Tuesday, January 24, 2006

Apology Doesn't Sway Judge

Friends of ours: Al Capone, Michael Spano Sr.,
Friends of mine: Betty Loren-Maltese, Emil Schullo

Betty Loren-Maltese apologized in court Monday for allowing corruption to occur while on her watch as the former town president of the Chicago suburb of Cicero. But a federal judge determined her apology did not go far enough and resentenced her on a racketeering conviction to eight years in prison, the same jail term he doled out three years ago.

Loren-Maltese, 56, and five co-defendants were convicted of racketeering in 2002 for using a bogus insurance company to bilk taxpayers out of more than $10 million from 1992 to 1996.
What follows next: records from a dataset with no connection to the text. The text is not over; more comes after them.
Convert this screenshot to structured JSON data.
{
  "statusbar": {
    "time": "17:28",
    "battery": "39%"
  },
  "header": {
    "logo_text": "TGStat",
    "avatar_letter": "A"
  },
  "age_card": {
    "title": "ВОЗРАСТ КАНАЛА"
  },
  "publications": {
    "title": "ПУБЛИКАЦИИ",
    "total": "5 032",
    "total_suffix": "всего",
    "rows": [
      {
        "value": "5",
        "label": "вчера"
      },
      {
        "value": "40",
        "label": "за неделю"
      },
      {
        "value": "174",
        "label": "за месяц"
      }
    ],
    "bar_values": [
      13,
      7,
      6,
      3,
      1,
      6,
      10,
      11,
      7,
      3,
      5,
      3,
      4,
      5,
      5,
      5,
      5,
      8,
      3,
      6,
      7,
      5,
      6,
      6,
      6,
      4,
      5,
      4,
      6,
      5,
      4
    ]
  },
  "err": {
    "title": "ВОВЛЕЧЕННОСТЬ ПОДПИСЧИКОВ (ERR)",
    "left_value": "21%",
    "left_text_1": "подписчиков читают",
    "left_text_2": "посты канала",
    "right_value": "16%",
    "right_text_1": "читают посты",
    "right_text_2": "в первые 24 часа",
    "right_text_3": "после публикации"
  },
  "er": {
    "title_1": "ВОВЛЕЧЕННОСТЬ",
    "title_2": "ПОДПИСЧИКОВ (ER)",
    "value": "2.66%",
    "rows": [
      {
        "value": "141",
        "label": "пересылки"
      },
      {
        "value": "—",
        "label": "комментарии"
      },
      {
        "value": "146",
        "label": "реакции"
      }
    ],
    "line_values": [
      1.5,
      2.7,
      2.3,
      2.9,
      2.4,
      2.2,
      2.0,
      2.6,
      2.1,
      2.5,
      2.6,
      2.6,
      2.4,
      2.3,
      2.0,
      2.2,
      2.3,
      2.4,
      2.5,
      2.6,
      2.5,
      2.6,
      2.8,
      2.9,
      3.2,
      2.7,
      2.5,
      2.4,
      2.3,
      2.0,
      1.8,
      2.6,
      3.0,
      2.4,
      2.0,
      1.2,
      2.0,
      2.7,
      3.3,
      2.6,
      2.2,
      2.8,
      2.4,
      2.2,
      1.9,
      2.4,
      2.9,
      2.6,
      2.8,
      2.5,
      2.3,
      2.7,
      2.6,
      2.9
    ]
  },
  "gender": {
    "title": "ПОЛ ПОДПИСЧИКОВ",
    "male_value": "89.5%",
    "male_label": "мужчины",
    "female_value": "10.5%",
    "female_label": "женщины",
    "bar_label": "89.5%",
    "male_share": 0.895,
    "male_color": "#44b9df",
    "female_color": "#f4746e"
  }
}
A federal appeals court in September ruled that Loren-Maltese and her co-defendants should be resentenced because U.S. District Judge John F. Grady, who presided over the three-month trial, made an error in imposing the original sentences.

The appeals court opinion said that after Grady determined the amount of money Loren-Maltese and the others swindled from Cicero taxpayers to be $10.6 million, the judge wrongly rounded down the number to less than $10 million.
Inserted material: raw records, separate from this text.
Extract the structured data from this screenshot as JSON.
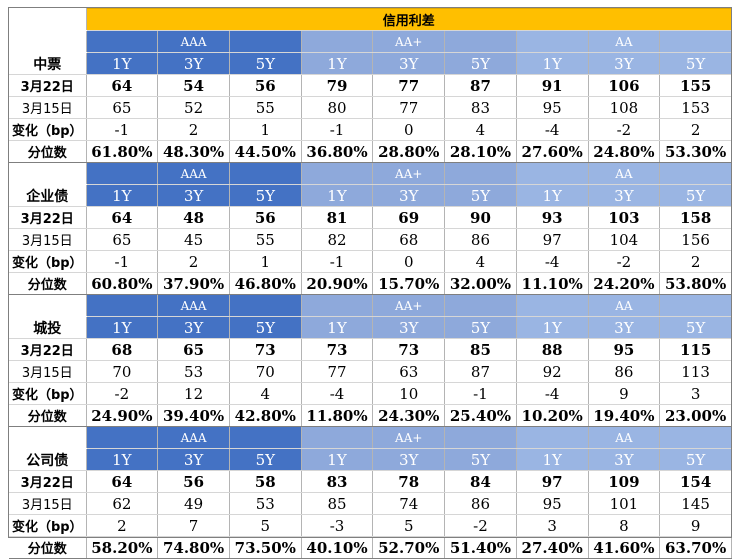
{
  "title": "信用利差",
  "tiers": [
    "AAA",
    "AA+",
    "AA"
  ],
  "tenors": [
    "1Y",
    "3Y",
    "5Y"
  ],
  "row_labels": [
    "3月22日",
    "3月15日",
    "变化（bp）",
    "分位数"
  ],
  "sections": [
    {
      "name": "中票",
      "rows": [
        [
          "64",
          "54",
          "56",
          "79",
          "77",
          "87",
          "91",
          "106",
          "155"
        ],
        [
          "65",
          "52",
          "55",
          "80",
          "77",
          "83",
          "95",
          "108",
          "153"
        ],
        [
          "-1",
          "2",
          "1",
          "-1",
          "0",
          "4",
          "-4",
          "-2",
          "2"
        ],
        [
          "61.80%",
          "48.30%",
          "44.50%",
          "36.80%",
          "28.80%",
          "28.10%",
          "27.60%",
          "24.80%",
          "53.30%"
        ]
      ]
    },
    {
      "name": "企业债",
      "rows": [
        [
          "64",
          "48",
          "56",
          "81",
          "69",
          "90",
          "93",
          "103",
          "158"
        ],
        [
          "65",
          "45",
          "55",
          "82",
          "68",
          "86",
          "97",
          "104",
          "156"
        ],
        [
          "-1",
          "2",
          "1",
          "-1",
          "0",
          "4",
          "-4",
          "-2",
          "2"
        ],
        [
          "60.80%",
          "37.90%",
          "46.80%",
          "20.90%",
          "15.70%",
          "32.00%",
          "11.10%",
          "24.20%",
          "53.80%"
        ]
      ]
    },
    {
      "name": "城投",
      "rows": [
        [
          "68",
          "65",
          "73",
          "73",
          "73",
          "85",
          "88",
          "95",
          "115"
        ],
        [
          "70",
          "53",
          "70",
          "77",
          "63",
          "87",
          "92",
          "86",
          "113"
        ],
        [
          "-2",
          "12",
          "4",
          "-4",
          "10",
          "-1",
          "-4",
          "9",
          "3"
        ],
        [
          "24.90%",
          "39.40%",
          "42.80%",
          "11.80%",
          "24.30%",
          "25.40%",
          "10.20%",
          "19.40%",
          "23.00%"
        ]
      ]
    },
    {
      "name": "公司债",
      "rows": [
        [
          "64",
          "56",
          "58",
          "83",
          "78",
          "84",
          "97",
          "109",
          "154"
        ],
        [
          "62",
          "49",
          "53",
          "85",
          "74",
          "86",
          "95",
          "101",
          "145"
        ],
        [
          "2",
          "7",
          "5",
          "-3",
          "5",
          "-2",
          "3",
          "8",
          "9"
        ],
        [
          "58.20%",
          "74.80%",
          "73.50%",
          "40.10%",
          "52.70%",
          "51.40%",
          "27.40%",
          "41.60%",
          "63.70%"
        ]
      ]
    }
  ]
}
Prosecutors have spent years investigating the small, blue-collar suburb just outside the Chicago city limits that has been known as a haven for corruption since the 1920s, when Al Capone made it the hub of his bootlegging empire.

Among the others convicted with Loren-Maltese were alleged Cicero mob boss Michael Spano Sr. and Emil Schullo, one-time head of the Cicero police department. Schullo was scheduled to be resentenced today.